Oren Liebermann is an American journalist who serves as the Jerusalem bureau chief for CNN, and was formerly a Pentagon correspondent for the network.

==Biography==
Liebermann was born in Virginia on October 13, 1982. He spent his childhood in Virginia and Israel until he was raised in the Wayside section of Ocean Township, Monmouth County, New Jersey, where he attended Ocean Township High School. He speaks English in addition to his first language Hebrew. He graduated with a B.S. from the University of Virginia informational technology and marketing and a M.A. in Broadcast Journalism from Syracuse University.

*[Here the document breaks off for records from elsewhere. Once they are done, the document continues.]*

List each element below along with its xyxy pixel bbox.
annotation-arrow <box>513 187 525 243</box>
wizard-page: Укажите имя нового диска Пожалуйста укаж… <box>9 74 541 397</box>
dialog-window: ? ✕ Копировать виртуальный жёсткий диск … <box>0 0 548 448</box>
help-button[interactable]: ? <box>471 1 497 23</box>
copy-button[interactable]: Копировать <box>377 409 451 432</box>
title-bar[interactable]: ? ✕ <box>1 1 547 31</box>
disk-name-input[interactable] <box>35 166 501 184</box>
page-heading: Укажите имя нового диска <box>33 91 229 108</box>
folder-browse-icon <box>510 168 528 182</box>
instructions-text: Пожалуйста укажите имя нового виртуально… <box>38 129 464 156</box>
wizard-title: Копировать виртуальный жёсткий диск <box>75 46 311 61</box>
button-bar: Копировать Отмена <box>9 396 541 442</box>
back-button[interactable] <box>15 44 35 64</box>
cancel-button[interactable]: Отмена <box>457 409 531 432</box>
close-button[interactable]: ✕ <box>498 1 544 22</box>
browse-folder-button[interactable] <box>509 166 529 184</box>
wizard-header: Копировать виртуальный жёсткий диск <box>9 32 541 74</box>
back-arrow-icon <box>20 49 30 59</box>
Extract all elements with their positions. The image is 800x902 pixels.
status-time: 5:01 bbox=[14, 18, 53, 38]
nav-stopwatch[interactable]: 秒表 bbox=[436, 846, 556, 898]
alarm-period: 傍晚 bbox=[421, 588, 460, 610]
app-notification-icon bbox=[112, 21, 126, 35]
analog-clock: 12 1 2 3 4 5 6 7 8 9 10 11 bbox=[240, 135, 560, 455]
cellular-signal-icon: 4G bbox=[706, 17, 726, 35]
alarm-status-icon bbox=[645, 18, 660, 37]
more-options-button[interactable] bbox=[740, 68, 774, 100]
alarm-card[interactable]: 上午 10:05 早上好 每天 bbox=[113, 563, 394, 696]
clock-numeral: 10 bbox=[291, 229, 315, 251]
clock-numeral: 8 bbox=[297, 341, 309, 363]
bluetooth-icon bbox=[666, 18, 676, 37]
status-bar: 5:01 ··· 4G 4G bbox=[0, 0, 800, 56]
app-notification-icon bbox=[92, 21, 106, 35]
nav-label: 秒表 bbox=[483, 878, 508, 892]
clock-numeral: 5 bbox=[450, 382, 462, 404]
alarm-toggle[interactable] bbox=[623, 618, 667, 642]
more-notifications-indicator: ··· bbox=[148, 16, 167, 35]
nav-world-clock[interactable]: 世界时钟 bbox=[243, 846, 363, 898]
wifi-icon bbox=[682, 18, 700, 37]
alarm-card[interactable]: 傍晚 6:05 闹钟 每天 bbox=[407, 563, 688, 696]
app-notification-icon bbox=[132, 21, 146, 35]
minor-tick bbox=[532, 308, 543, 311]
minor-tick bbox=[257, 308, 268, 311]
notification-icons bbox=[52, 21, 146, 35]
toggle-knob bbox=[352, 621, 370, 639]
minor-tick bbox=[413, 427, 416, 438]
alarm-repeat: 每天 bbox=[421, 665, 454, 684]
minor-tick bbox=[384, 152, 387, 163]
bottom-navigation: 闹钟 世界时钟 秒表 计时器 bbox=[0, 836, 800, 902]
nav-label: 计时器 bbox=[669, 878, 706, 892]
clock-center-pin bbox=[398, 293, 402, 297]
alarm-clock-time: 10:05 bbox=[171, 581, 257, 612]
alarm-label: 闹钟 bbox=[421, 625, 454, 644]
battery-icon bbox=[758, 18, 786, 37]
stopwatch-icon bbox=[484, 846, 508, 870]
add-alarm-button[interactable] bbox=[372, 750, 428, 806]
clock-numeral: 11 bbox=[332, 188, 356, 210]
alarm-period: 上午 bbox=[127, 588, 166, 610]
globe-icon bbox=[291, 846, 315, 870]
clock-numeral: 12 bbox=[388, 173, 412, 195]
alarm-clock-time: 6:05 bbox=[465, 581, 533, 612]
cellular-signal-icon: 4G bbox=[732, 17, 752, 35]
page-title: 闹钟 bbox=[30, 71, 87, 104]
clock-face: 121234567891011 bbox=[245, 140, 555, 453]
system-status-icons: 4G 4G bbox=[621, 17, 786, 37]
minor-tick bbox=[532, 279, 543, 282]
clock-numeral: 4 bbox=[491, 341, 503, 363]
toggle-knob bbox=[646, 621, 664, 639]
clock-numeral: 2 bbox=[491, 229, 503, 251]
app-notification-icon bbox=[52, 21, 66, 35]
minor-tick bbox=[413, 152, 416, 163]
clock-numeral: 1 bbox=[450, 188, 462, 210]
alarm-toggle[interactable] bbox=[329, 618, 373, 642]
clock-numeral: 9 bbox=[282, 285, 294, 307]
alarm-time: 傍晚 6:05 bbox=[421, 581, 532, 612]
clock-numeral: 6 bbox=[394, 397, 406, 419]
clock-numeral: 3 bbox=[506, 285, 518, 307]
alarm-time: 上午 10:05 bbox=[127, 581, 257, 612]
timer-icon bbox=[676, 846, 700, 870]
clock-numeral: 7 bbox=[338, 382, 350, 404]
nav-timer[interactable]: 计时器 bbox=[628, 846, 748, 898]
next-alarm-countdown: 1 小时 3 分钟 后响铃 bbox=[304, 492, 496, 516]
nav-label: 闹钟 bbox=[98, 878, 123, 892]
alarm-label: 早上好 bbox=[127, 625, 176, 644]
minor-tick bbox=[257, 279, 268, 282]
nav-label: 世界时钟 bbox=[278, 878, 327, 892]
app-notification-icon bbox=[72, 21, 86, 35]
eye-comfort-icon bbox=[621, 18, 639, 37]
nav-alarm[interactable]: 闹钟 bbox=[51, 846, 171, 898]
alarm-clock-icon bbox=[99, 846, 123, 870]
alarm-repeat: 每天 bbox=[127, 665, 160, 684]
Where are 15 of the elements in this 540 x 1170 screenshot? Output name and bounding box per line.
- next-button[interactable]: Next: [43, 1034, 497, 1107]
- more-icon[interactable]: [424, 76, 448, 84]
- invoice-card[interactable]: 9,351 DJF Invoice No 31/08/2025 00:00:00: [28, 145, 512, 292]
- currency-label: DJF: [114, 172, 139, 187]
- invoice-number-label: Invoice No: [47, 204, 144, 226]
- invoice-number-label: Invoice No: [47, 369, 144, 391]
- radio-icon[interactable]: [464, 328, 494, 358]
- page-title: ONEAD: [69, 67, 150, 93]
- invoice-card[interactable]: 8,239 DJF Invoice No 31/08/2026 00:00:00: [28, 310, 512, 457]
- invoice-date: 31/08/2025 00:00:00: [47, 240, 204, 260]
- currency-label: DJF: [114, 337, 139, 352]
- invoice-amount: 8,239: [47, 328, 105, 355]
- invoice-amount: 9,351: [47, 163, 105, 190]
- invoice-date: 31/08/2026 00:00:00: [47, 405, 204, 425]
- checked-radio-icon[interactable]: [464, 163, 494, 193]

After school, he began his career in radio working as a sports reporter for WINA-AM in Charlottesville, Virginia before moving to television as a reporter for WBOC-TV in Salisbury, Maryland; the Washington, D.C. reporter for WYOU-TV of Scranton, Pennsylvania; and in 2007, he joined WAVY-TV in Norfolk, Virginia. In 2010, he worked as a general assignment reporter for CBS 3 in Philadelphia. In 2015, he joined CNN as their Jerusalem correspondent. During his time as a journalist, he has won two Emmys and three Associated Press awards. He served as a Pentagon correspondent for CNN, and is currently the network’s Jerusalem Bureau Chief.

==Personal life==
In 2012, he married Allentown-native Cassandra "Cassie" Kramer in an interfaith ceremony. They met while both were working as reporters at WBOC in Maryland. He lives with his wife, daughter and son in Virginia. He has Type 1 Diabetes which only manifested when he was about 30 years old and hiking in Southeast Asia. He serves as an advocate for those who have the condition and has authored a book detailing his experience entitled "The Insulin Express."